As part of my research process, I conducted archival research and oral history interviews. I enjoyed exploring the centre’s archives with other volunteers, as we found images from HCGC’s first ‘birthday’ party in 2001 and uncovered photographs of the organisation’s expansion into a former car park. Beyond learning more about the practice of oral history, I had a truly wonderful experience interviewing staff and volunteers and hearing how they contributed to the centre’s history.

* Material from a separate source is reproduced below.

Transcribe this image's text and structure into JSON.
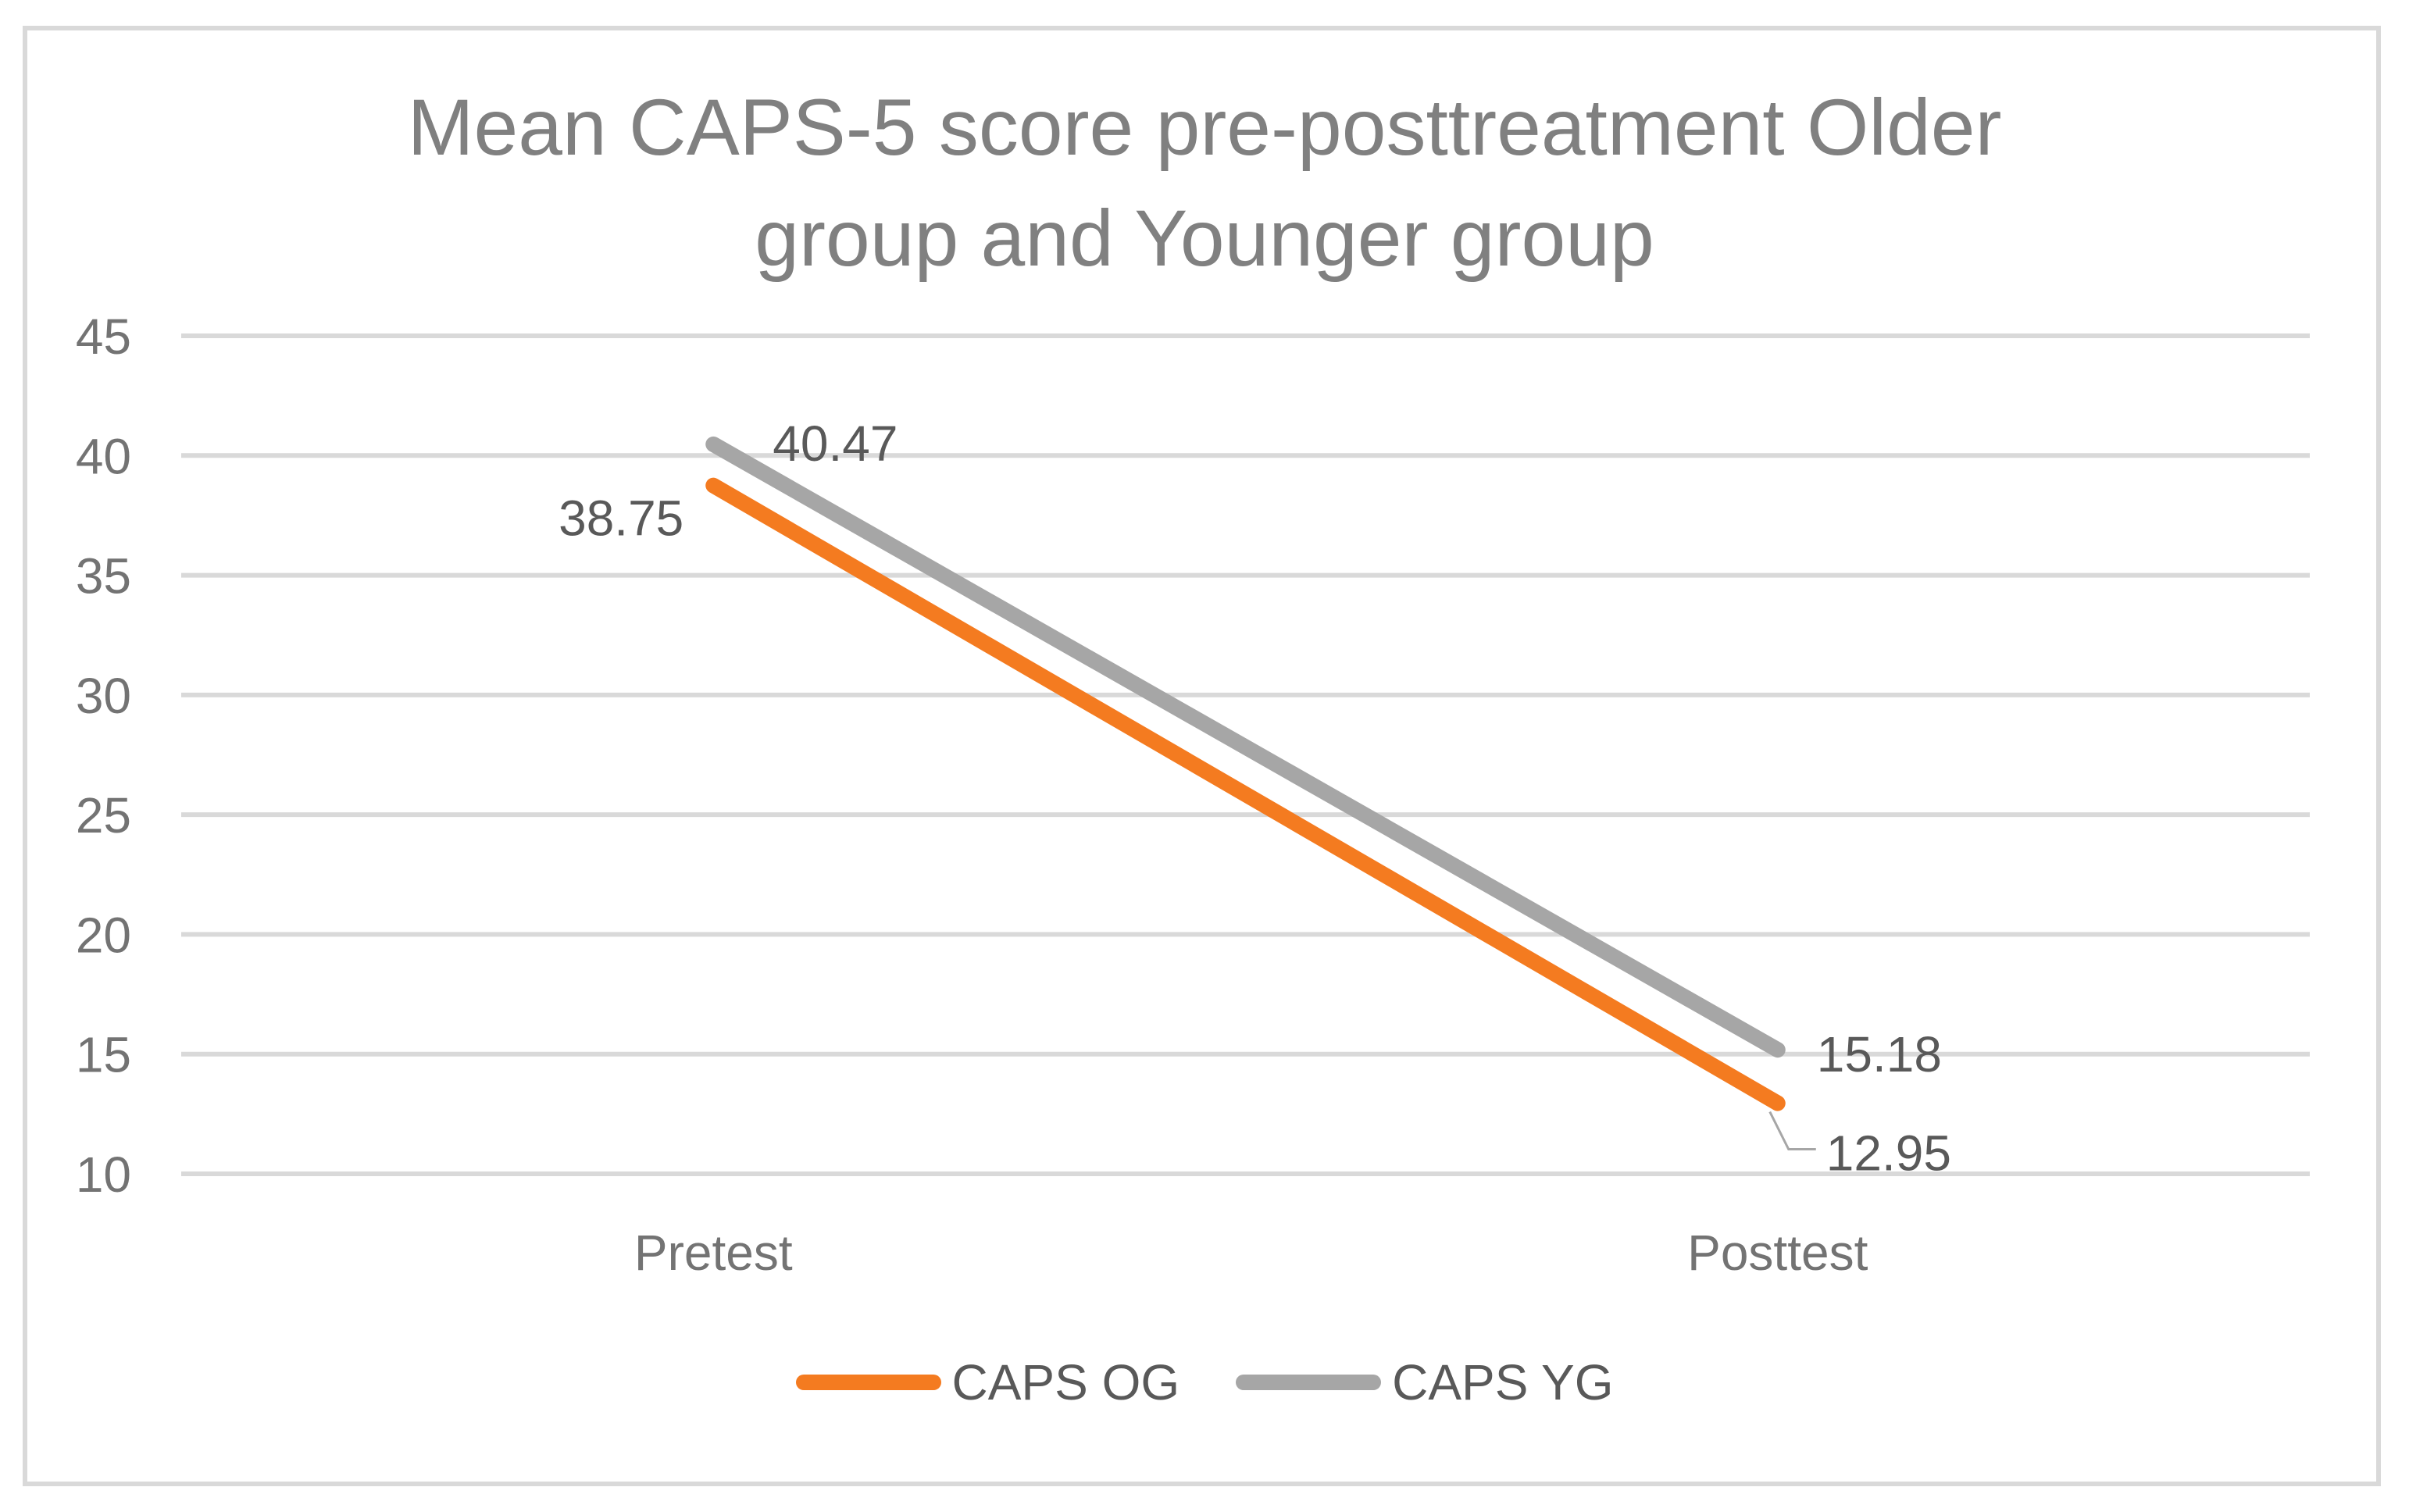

In addition to studying HCGC’s and Hulme’s past, the entire research experience underscored that many people care deeply about the garden centre. Since the organisation’s founding, staff and volunteers have thoughtfully documented the centre’s development—especially through photographs—and maintained an archive for HCGC for nearly two decades. The fact that people offered their time and perspective in oral history interviews reflected a commitment to supporting the centre generally and the history exhibit specifically.

I worked to translate my research into an exhibit for the centre’s outdoor ‘info hub’ structure. I appreciated how creating the display involved thinking visually about how to present history. After I carefully selected photographs, wrote text descriptions, and mapped a layout, I collaborated with a graphic designer at the centre who helped make my vision for the exhibit a reality.

I am immensely grateful for the chance to experience the centre’s role as a community space on a first-hand basis. I am also thankful for the many people the Hulme Community Garden Centre and University of Manchester who made the placement and research project at HCGC possible.